François Hollande a donné le coup de grâce à la gauche

Par le Parti de la démondialisation (Pardem)

Nul ne peut contester la cohérence de François Hollande et du Parti socialiste. Ils demeurent, contre vents et marées, fidèles au choix de 1982-1983 lorsqu’avait été décidé le « tournant de la rigueur » qui avait donné le coup d’envoi de la néolibéralisation de la France, opérée pour l’essentiel par leurs soins, et couplée avec l’accélération de son intégration dans l’ordre institutionnel supranational européen. Le PS avait ensuite poursuivi cette politique orthodoxe d’inspiration néolibérale quand il était revenu aux affaires en 1997, avec la « gauche plurielle » et Lionel Jospin comme Premier ministre, en anesthésiant le Parti communiste français entré au gouvernement.

Depuis le printemps 2012, c’est la même politique qui est menée par le président de la République François Hollande, ses Premiers ministres Jean-Marc Ayrault et Manuel Valls et sa majorité parlementaire. Pour des résultats qui ont été nuls et même largement négatifs pour les classes populaires et moyennes dans les années 80, puis dans les années 90, et qui le seront aussi dans la décennie 2010.

Après trente ans de recul, il est frappant de constater que le véritable concepteur du néolibéralisme en France, celui qui l’a mené le plus loin et qui a pris les mesures les plus dures, est le PS et nul autre parti.

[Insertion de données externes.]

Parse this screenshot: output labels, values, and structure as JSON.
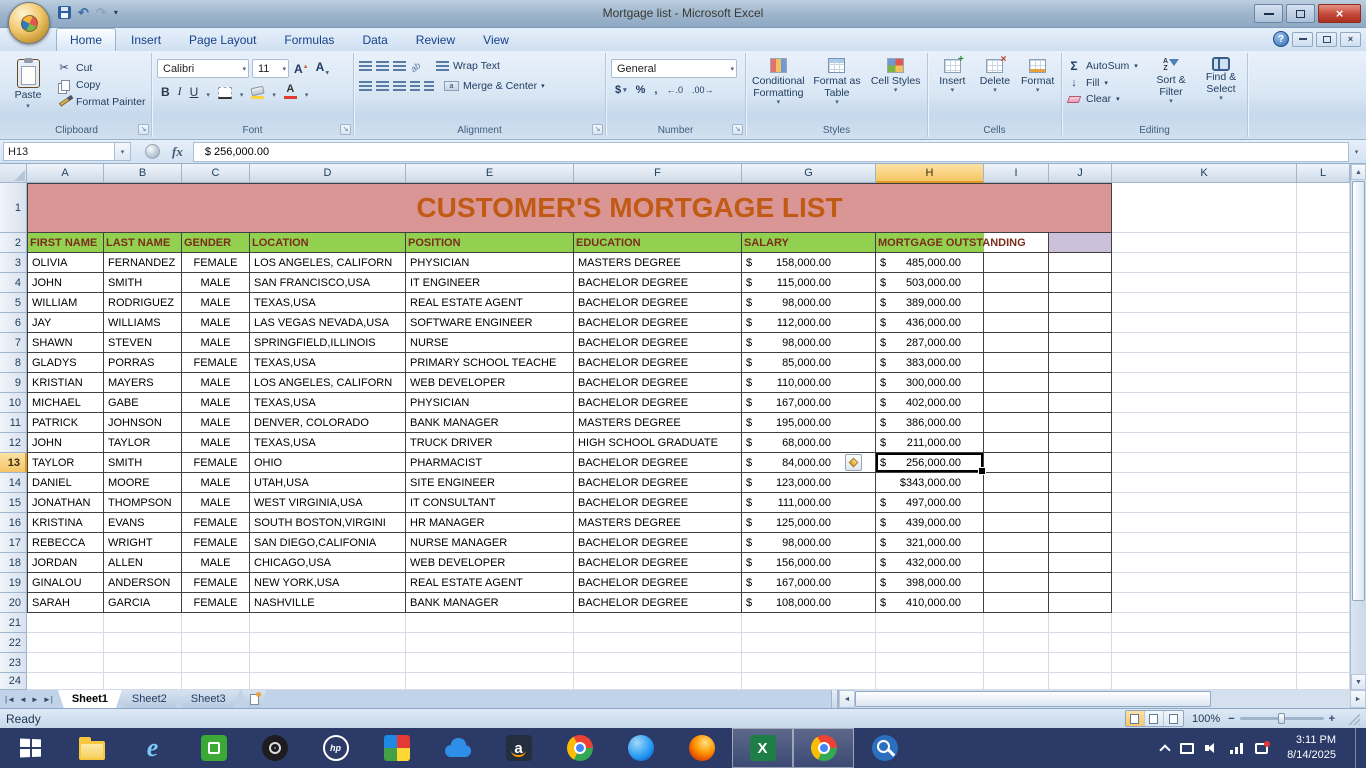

Le soutien actif du gouvernement socialiste au Partenariat transatlantique pour le commerce et l’investissement (PTCI) étant le dernier exemple. Le RPR, l’UDF, et maintenant l’UMP étaient évidemment sur une ligne néolibérale, mais plus traditionnelle. Ces partis ont contribué à affaiblir les syndicats, diminuer le poids de l’Etat, encourager le libre-échange, privatiser. Mais il faut bien comprendre que le cœur du néolibéralisme est la financiarisation de l’économie et surtout la suppression des processus institutionnels liés à la souveraineté nationale.

Le but est de se débarrasser de toute pression démocratique sur les choix économiques en organisant un univers institutionnel définitivement favorable au capitalisme. Car les néolibéraux, à la différence des libéraux originels, savent que le capitalisme dépend des institutions. Le capitalisme ne peut vivre en dehors d’un cadre institutionnel régulateur qui lui assure des conditions optimales. C’est le moyen d’étendre son emprise sur les sociétés qu’il colonise, et d’asseoir la puissance des classes dominantes qui reposent sur cette organisation de la société. Le projet néolibéral est donc d’assumer la création institutionnelle permanente dont a besoin le capitalisme. Sa création la plus sophistiquée aura été le contournement et la dissolution de la démocratie par les institutions supprimant les souverainetés nationales, sans pour autant supprimer les Etats, méthode beaucoup plus efficace et durable que les dictatures. Son chef d’œuvre est sans conteste « l’Union européenne ». La réalisation en France de ce projet délétère, et une partie substantielle de sa réalisation européenne, est due au principal parti de gauche, le Parti socialiste, dont il serait dramatique de sous-estimer le véritable rôle.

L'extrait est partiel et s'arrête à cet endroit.